Have you heard of this show Million Dollar Decorators? I hadn’t, and I like to think of myself as something of a Bravo channel superfan.
The show’s relative obscurity may help explain why they’ve recruited the headline-and-attention-fetching Lindsay Lohan for their January 1st episode. Because surprise, surprise, this awkward visual tour of the starlet’s continuing downward spiral hasn’t even aired yet, and we’re already talking about it. Well played, Bravo, well played.
On the bright side, it certainly it can’t be worse that that time that she gave The Insider a tour of her hoarder-esque apartment, right?
God, I hope not.
Anyway, Bravo is starting to tease the upcoming Million Dollar Decorators episode, and based on what we can see, things are certainly looking…better…ish.
According to Bravo, the show features LA’s “most exclusive and sought-after” interior designers, and essentially seems to be a snootier version of, like Yard Crashers or something. One of the show’s decorators, Kathryn Ireland, shows up at Lindsay’s California home sporting a permanent scowl, an odd British-New Yawkah accent, and after promising her two sons that she’d try to set them up with her.
Klassy!
We then get a mini-tour of Lindsay’s “very Gone with the Wind” home, which is “secluded” and makes Lindsay feel “safe.” To be fair, she’s just moved in, but the girl has taken to filling her empty space with Chanel bags and cases of designer sunglasses. There are also scarves draped over her mirrored bed for that genuine Aerosmith-brothel feel.

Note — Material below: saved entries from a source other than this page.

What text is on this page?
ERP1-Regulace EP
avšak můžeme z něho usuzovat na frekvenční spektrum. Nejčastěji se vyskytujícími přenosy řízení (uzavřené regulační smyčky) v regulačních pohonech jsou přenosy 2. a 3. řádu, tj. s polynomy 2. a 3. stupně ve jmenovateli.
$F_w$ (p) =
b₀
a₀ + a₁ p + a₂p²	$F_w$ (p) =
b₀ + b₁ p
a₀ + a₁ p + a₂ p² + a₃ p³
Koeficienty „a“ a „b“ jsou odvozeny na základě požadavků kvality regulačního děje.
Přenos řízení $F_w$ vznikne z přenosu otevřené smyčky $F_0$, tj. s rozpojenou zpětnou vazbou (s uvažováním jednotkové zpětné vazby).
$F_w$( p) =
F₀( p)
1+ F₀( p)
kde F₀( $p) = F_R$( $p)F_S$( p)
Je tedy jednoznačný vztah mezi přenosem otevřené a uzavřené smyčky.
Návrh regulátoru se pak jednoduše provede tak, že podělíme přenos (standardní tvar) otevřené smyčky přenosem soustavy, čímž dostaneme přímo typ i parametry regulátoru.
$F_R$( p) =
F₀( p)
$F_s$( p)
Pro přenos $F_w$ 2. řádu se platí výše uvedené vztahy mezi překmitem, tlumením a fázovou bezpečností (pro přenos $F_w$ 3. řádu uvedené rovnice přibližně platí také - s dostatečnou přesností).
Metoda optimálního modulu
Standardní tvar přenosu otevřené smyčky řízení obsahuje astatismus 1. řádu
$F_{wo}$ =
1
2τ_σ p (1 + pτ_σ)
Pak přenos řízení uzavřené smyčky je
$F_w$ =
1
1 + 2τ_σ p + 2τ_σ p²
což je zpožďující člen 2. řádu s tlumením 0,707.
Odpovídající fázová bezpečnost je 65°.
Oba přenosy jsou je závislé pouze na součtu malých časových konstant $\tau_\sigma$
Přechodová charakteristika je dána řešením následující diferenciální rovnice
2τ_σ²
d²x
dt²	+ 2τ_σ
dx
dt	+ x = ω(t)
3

Naturally, I have thoughts:
Allow for me to list my issues with these rooms in numeric form, much like I’m sure this Ireland chick will do, but with the aid of an assistant who knows how to operate a computer.
1. The Hermes Blankets
I cannot help but think of anything Hermes branded as tacky. Seeing a celebrity with the H belt or bracelet, or these friggin throw blankets, is like seeing some chump at the mall wearing a GAP sweatshirt or Just Do It athletic attire. Bitches, please! YOU BEEN HAD!
2. The Mirrored Bed
Listen, if you have ANYTHING mirrored in your bedroom, I’m going to assume it’s used for sexual activity. That’s just how I roll. And, no, I don’t want to talk about my full-length mirror because I’m a married mother of two, so obviously that mess hasn’t been used in years. But back to Lindsay. The bed is odd enough on its own, but the scarves that she obviously took time to drape over the posts? That has me cringing, as it seems to be something one’s mother might do as a throwback to her minx days in the flapper club.
3. The Lack of The Wanted Paraphernalia
This is her bedroom, no? She’s their new Super Fan, right? Why are there no posters? Ticket stubs? Empty vials or discarded syringes? I find it all to be very suspect. IS THIS EVEN LINDSAY’S HOUSE?
4. The Purses
I cannot look at that pile of handbags without counting how many house payments I could make with each, were I to sell them on eBay. And they’re just LAYING THERE like some chic Fraggle Rock Trash Heap. I can’t. I just… CANNOT.
5. The Duraflame Log
(Penis joke.) (Something about matches.) (She doesn’t even have CURTAINS.) (But has a LOG?!) (Non-sequitor.)
Anyway, we’ll have to tune in for the final results on January 1, but let’s all hope, for Lindsay’s sake that this home really is the healthy restart that she’s hoping it will be. For some reason, I have my doubts. (And it starts with the fact that Lindsay agrees to have a pool party date with Kathryn Ireland’s two teenaged sons.)